Motivation
Roboter dringen im Zuge der Digitalisierung in alle Lebens- und Arbeitsbereiche vor. Ihre Entwicklung ist aber nach wie vor sehr komplex und aufwendig und damit zu kostenintensiv. Daraus ergibt sich die Herausforderung, geeignete Entwurfsbausteine zu entwickeln. Das Q-Rock Projekt ist der zweite Schritt bei der Umsetzung der „X-Rock Projektlinie“ des Robotics Innovation Center (RIC) am Deutschen Forschungszentrums für Künstliche Intelligenz GmbH (DFKI). Es baut auf den Ergebnissen des D-Rock Projekts auf, das modellbasierte Werkzeuge für die Roboterentwicklung erarbeitet. Dabei bleibt das Design von Hardware- und entsprechenden Softwarekomponenten für einen spezifischen Anwendungsfall nach wie vor ein manueller Prozess. Hier setzt das Q-Rock Projekt an. Q-Rock implementiert Verfahren, die es dem Roboter erlauben, ausgehend von seiner Hardwarekonfiguration, die ihm zur Verfügung stehenden Fertigkeiten zu erforschen.
Ziele und Vorgehen
Es wird ein Lernframework konzipiert und implementiert, in dem der Roboter diese ihm durch seine Hardware gegebenen grundlegenden Fertigkeiten (bspw. seine Kinematik) erforscht, ohne jedoch diese Fähigkeiten zunächst in den Kontext einer Anwendung zu bringen. Der Schritt, erlernte Fähigkeit eines Roboters automatisch in den Kontext einer Anwendung oder eines Verhaltens zu bringen, ist der zweite wesentliche Beitrag des Q-Rock Projekts. Hier wird ein Konzept erarbeitet und implementiert, wie bspw. die gelernten Fähigkeiten „Greifen“ oder „Fahren“ in ein semantisch beschriebenes Verhalten wie „Tür öffnen“ integriert werden können und dieses Verhalten wiederum in einem konkreten Anwendungskontext eingesetzt werden kann.
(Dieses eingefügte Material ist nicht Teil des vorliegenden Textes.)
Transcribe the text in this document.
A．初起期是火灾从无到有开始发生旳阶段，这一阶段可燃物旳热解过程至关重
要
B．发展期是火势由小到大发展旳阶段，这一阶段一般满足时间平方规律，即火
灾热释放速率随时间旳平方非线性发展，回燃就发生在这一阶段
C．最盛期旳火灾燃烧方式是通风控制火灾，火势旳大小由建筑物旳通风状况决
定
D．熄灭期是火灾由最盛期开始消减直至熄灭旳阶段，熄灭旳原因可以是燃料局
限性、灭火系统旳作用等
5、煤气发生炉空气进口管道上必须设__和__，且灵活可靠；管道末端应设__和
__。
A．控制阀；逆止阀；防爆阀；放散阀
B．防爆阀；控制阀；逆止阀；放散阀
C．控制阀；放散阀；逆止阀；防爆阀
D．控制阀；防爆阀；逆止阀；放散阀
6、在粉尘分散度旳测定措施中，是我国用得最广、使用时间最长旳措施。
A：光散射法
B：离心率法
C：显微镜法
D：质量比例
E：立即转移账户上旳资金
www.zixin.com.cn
Im dritten wesentlichen Beitrag des Q-Rock Projekts wird erforscht, wie automatisiert ermittelt werden kann, zu welchen Verhalten der Roboter aufgrund seiner Hardware in der Lage ist bzw. welche Hardwarekomposition notwendig ist, um ein bestimmtes Verhalten umzusetzen. Dazu wird eine bidirektionale Abbildung zwischen Hardware und deliberativem, also nicht nach festen Regeln folgendes Verhalten erzeugt. Vielmehr ist ein Ziel vorgegeben, das erreicht wer-den soll. Durch Arbeiten mit den Modellen wird eine Aktionsfolge ermittelt, die auf das Ziel hinführt.
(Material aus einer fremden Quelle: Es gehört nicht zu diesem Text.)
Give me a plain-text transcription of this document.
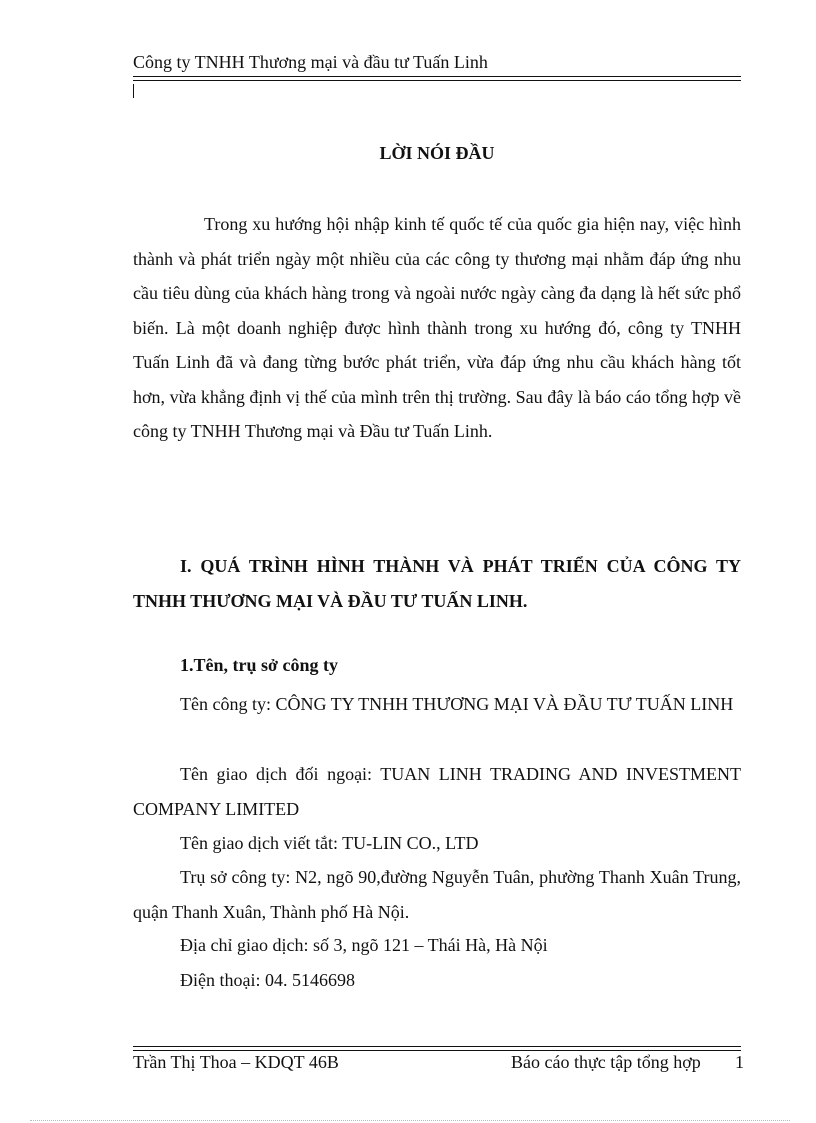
Công ty TNHH Thương mại và đầu tư Tuấn Linh
LỜI NÓI ĐẦU
Trong xu hướng hội nhập kinh tế quốc tế của quốc gia hiện nay, việc hình thành và phát triển ngày một nhiều của các công ty thương mại nhằm đáp ứng nhu cầu tiêu dùng của khách hàng trong và ngoài nước ngày càng đa dạng là hết sức phổ biến. Là một doanh nghiệp được hình thành trong xu hướng đó, công ty TNHH Tuấn Linh đã và đang từng bước phát triển, vừa đáp ứng nhu cầu khách hàng tốt hơn, vừa khẳng định vị thế của mình trên thị trường. Sau đây là báo cáo tổng hợp về công ty TNHH Thương mại và Đầu tư Tuấn Linh.
I. QUÁ TRÌNH HÌNH THÀNH VÀ PHÁT TRIỂN CỦA CÔNG TY TNHH THƯƠNG MẠI VÀ ĐẦU TƯ TUẤN LINH.
1.Tên, trụ sở công ty
Tên công ty: CÔNG TY TNHH THƯƠNG MẠI VÀ ĐẦU TƯ TUẤN LINH
Tên giao dịch đối ngoại: TUAN LINH TRADING AND INVESTMENT COMPANY LIMITED
Tên giao dịch viết tắt: TU-LIN CO., LTD
Trụ sở công ty: N2, ngõ 90,đường Nguyễn Tuân, phường Thanh Xuân Trung, quận Thanh Xuân, Thành phố Hà Nội.
Địa chỉ giao dịch: số 3, ngõ 121 – Thái Hà, Hà Nội
Điện thoại: 04. 5146698
Trần Thị Thoa – KDQT 46B	Báo cáo thực tập tổng hợp 1
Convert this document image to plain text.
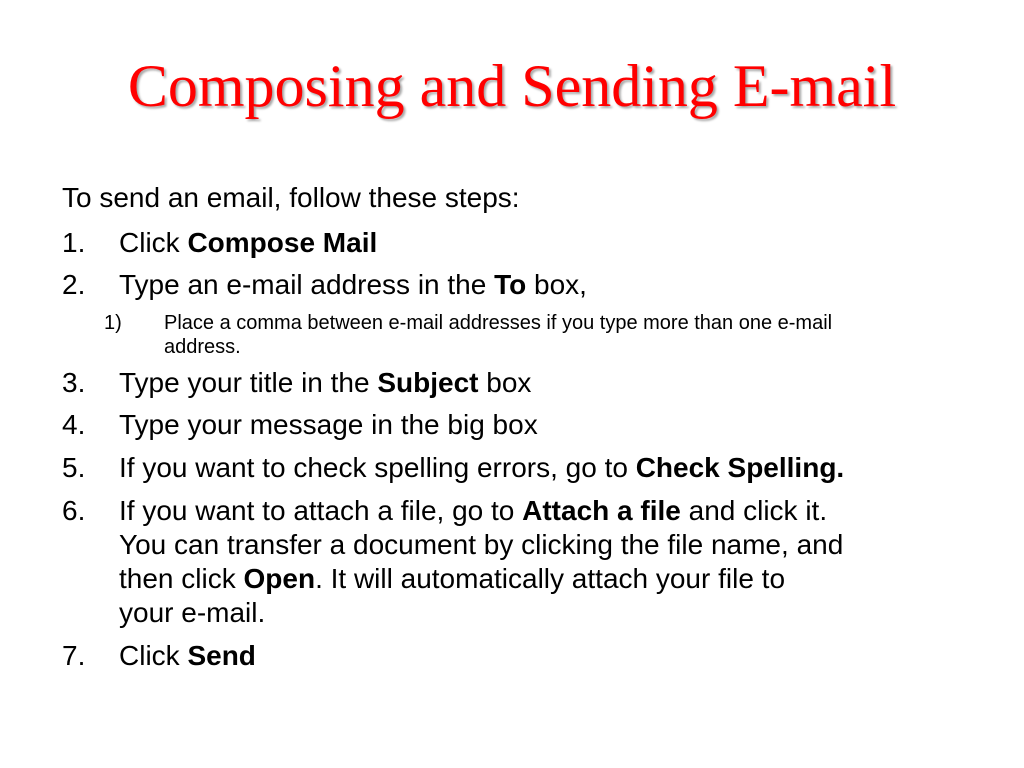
Composing and Sending E-mail
To send an email, follow these steps:
1.	Click Compose Mail
2.	Type an e-mail address in the To box,
1)	Place a comma between e-mail addresses if you type more than one e-mail
address.
3.	Type your title in the Subject box
4.	Type your message in the big box
5.	If you want to check spelling errors, go to Check Spelling.
6.	If you want to attach a file, go to Attach a file and click it.
You can transfer a document by clicking the file name, and
then click Open. It will automatically attach your file to
your e-mail.
7.	Click Send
Innovationen und Perspektiven
Zusammenfassend werden in Q-Rock auf Basis der D-Rock Architektur die erläuterten grundlegenden Fragestellungen der Robotik adressiert. Es sollen Konzepte zum Zusammenspiel von Bottom-up Lernen von Fähigkeiten und Top-down modelliertem Anwendungswissen sowie Roboterverhalten erforscht werden. Dies ermöglicht zukünftig ganz neue Konstruktions- und Planungsprozesse für Roboteranwendungen, da ausgehend von dem gewünschten Verhalten eines Roboters die Roboterhardware zusammengestellt bzw. konstruiert werden kann. Diese grundlegenden Fragestellungen der Robotik werden in Q-Rock nicht nur auf der theoretischen Ebene behandelt, sondern implementiert und an realer Hardware evaluiert.